Teachers can illustrate the lesson with our suggested case studies or, using our guidance, they can choose their own.”
Free online resources for ages 9-11
“Stories and activities to help build self-esteem, confidence, positive body image and resilience in children.
With 29 real life and relatable stories at its heart, this practical resource is designed to help build self-esteem and body confidence in children aged 5-11. Each story is the focus of a ready-to-use lesson plan, covering common issues that affect children such as a lack of body confidence, feeling pressured by peers and worries about puberty.

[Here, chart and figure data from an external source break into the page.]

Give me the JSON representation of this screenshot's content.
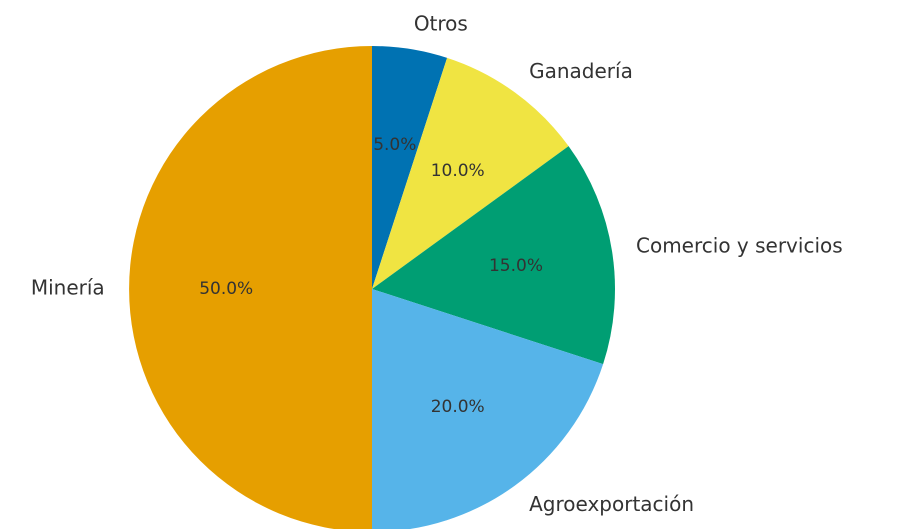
{
  "chart_data": {
    "type": "pie",
    "categories": [
      "Otros",
      "Ganadería",
      "Comercio y servicios",
      "Agroexportación",
      "Minería"
    ],
    "values": [
      5,
      10,
      15,
      20,
      50
    ],
    "value_labels": [
      "5.0%",
      "10.0%",
      "15.0%",
      "20.0%",
      "50.0%"
    ],
    "colors": [
      "#0072b2",
      "#f0e442",
      "#009e73",
      "#56b4e9",
      "#e69f00"
    ]
  }
}
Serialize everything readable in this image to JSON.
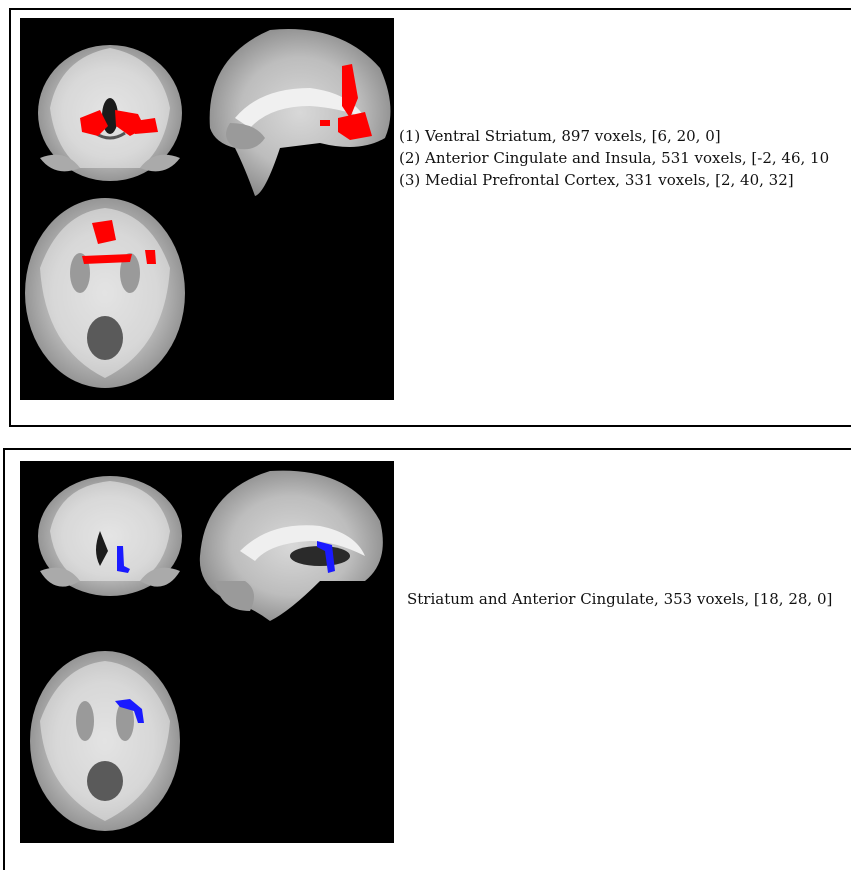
{
  "panels": [
    {
      "id": "top",
      "overlay_color": "#ff0000",
      "clusters": [
        {
          "label": "(1) Ventral Striatum, 897 voxels, [6, 20, 0]"
        },
        {
          "label": "(2) Anterior Cingulate and Insula, 531 voxels, [-2, 46, 10"
        },
        {
          "label": "(3) Medial Prefrontal Cortex, 331 voxels, [2, 40, 32]"
        }
      ]
    },
    {
      "id": "bottom",
      "overlay_color": "#1a1aff",
      "clusters": [
        {
          "label": "Striatum and Anterior Cingulate, 353 voxels, [18, 28, 0]"
        }
      ]
    }
  ]
}
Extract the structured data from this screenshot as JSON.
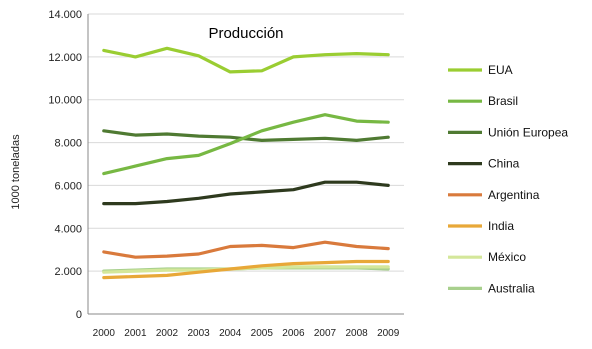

The stories are preceded by guidance on how to introduce the topic and the learning outcomes, and they are followed by a range of activities to reinforce the messages being taught. The stories can either be read aloud to a class or group or photocopied and shared for individual reading. Perfect for use in PSHE lessons with groups of children, or in one-to-one settings in the therapy room or at home, this book is a useful resource for PSHE co-ordinators, teachers, school counsellors, pastoral care teams, youth workers as well as parents.”
I can’t tell you how much I love this book – I’ve used it with my own girls (aged 6) at home too.
£16.99 age 5-11
“Bodies do all sorts of amazing things, like move around, grow bigger and heal themselves. Bodies also come in all sorts of shapes and sizes and we need to take care of them so that they stay healthy and strong. If we listen to our bodies they tell us exactly what they need.
The colourful illustrations in this unique picture book will encourage children to love their bodies from an early age. By learning about all the wonderful things bodies can do, and how each body is different and unique, children will be inspired to take good care of their bodies throughout their lives. Promoting respect for body diversity among children will also encourage kindness and help prevent bullying.
This book is ideal for children aged 4 and upwards to read at home or school, either alone or with a parent, family member, teacher or other caring professional.”